REGGIO CALABRIA Con l’insediamento ormai alle porte e la nomina già deliberata dal Plenum del Consiglio Superiore della Magistratura, Giuseppe Campagna si appresta a guidare il Tribunale di Reggio Calabria in una fase delicata e strategica della sua storia recente. Magistrato profondamente legato alla sua città, Campagna raccoglie il testimone della Presidente Maria Grazia Arena, in un passaggio che segna continuità istituzionale ma anche nuove prospettive organizzative e di sviluppo.
Lo incontriamo nella sua prima uscita pubblica nel nuovo ruolo, all’Università Mediterranea per la Giornata nazionale del Made in Italy, il Presidente affronta con chiarezza di visione e senso di responsabilità i temi centrali del suo mandato.

Presidente, è la prima uscita in questa nuova funzione. Un nuovo incarico e nuovi traguardi da raggiungere. Cosa farà? Qual è la sua idea di direzione del Tribunale di Reggio Calabria?

«Intanto sento molto la responsabilità dell’incarico che mi è stato affidato, perché per me è un onore guidare il Tribunale nella mia città. Come sapete sono reggino autentico, amo la mia città, non sono andato via da questa città per tanti motivi e con l’età probabilmente si sviluppa ancora di più un senso di appartenenza alla propria terra. È chiaro che darò tutto me stesso, spenderò qualsiasi energia per cercare di far funzionare al meglio l’ufficio di cui sarò il responsabile.
Si possono fare tante cose, però la cosa principale è far capire alla società civile che il Tribunale è un’istituzione al pari delle altre, che deve dialogare con la società civile, si deve aprire alla società civile e deve poi coinvolgere tutte le altre istituzioni, perché la giustizia non è solo di chi la gestisce, non è del Presidente del Tribunale, è della cittadinanza e della collettività territoriale in cui insiste questo Tribunale.
È una sfida difficile perché i problemi sul momento sono tanti, ma io confido sui colleghi e sul personale amministrativo e su tutti, perché il Tribunale continua ad avere la tradizione di essere un avamposto contro il malaffare e la criminalità organizzata, ma anche sul versante della giustizia civile, perché proprio in questo settore economico la giustizia civile è un pilastro fondamentale per portare avanti queste iniziative e queste attività imprenditoriali nel nostro territorio».

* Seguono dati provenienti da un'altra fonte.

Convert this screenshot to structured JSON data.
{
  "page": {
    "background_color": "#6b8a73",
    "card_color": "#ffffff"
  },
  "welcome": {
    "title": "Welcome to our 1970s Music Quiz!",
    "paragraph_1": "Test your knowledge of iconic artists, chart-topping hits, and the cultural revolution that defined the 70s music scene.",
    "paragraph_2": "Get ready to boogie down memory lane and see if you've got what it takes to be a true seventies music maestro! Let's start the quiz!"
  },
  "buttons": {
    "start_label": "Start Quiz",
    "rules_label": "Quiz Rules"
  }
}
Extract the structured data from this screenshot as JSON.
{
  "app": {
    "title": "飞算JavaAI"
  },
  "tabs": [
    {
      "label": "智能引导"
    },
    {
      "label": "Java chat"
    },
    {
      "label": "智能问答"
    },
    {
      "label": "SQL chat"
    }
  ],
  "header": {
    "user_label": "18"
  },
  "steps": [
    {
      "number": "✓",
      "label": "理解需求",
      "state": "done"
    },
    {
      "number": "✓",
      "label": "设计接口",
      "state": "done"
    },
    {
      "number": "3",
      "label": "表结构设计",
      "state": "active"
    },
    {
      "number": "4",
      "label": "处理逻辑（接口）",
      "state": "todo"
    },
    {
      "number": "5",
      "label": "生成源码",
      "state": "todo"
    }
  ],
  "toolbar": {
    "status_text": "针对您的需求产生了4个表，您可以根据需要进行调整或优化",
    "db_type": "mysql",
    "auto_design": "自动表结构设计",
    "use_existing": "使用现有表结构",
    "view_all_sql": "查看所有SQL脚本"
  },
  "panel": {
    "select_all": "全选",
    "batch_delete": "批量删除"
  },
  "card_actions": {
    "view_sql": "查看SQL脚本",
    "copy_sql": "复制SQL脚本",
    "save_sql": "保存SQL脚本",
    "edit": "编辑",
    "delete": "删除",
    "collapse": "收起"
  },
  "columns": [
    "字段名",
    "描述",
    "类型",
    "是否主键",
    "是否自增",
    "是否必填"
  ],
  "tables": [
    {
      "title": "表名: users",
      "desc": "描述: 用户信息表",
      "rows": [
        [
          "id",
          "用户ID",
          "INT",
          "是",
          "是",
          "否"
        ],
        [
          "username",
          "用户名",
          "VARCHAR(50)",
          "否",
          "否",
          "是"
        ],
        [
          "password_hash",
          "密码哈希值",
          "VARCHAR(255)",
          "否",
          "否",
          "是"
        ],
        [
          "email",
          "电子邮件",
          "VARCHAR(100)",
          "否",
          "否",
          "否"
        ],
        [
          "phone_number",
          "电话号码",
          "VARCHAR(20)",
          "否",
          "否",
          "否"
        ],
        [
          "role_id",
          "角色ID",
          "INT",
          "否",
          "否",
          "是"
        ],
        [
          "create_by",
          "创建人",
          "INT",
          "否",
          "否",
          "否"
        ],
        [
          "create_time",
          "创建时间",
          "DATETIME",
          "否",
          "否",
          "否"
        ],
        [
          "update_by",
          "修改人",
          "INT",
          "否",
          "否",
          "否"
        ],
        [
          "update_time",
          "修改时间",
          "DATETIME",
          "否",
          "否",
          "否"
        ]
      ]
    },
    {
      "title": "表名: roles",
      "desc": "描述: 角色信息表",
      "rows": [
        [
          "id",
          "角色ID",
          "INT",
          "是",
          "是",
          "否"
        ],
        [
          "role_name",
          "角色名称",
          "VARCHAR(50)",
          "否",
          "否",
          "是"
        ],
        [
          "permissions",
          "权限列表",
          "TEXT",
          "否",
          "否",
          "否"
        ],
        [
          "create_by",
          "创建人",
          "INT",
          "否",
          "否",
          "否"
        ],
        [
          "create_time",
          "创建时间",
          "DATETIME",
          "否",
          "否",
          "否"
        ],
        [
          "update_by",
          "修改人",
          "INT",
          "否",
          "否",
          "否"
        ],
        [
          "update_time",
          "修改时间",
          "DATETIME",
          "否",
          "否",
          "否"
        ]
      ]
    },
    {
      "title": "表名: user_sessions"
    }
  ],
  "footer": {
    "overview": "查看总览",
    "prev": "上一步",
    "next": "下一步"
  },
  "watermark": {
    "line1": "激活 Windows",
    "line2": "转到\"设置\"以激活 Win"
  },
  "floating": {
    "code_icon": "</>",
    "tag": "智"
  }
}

Lei succede alla Presidente Maria Grazia Arena. Ci sarà un passaggio di testimone graduale? Ci sono già stati i passaggi di consegne?

«Sono stato deliberato dal Plenum del Consiglio Superiore l’8 aprile e aspettiamo il via libera da parte del Ministero della Giustizia per l’insediamento. Voglio però cogliere l’occasione per ringraziare Maria Grazia Arena, alla quale mi lega un rapporto affettivo e personale importante, ma dal punto di vista professionale devo molto alla Presidente Arena perché mi ha insegnato tanto in questi anni. Spero di ereditare tante sue buone qualità che ho avuto modo di apprezzare, soprattutto nel periodo in cui sono stato Presidente di una sezione civile del Tribunale.
La Presidente Arena, pur tra molte difficoltà, ha guidato il Tribunale con grande equilibrio e autorevolezza, affrontando e risolvendo con pragmatismo e tempestività le criticità che si sono via via presentate. Per me è un onore succederle; mi auguro, con impegno e dedizione, di essere all’altezza del lavoro svolto e di proseguire nel solco tracciato. La forza me la danno i Presidenti di sezione che collaboreranno con me e tutti i colleghi. Il Tribunale di Reggio è un tribunale giovane, meta di magistrati di prima nomina, apparentemente inesperti ma pieni di entusiasmo e voglia di fare, stimolati dal fatto di lavorare in un tribunale importante sia sul versante penale che civile. Faccio leva anche sull’entusiasmo di questi colleghi giovani perché mi possano accompagnare in questa nuova avventura».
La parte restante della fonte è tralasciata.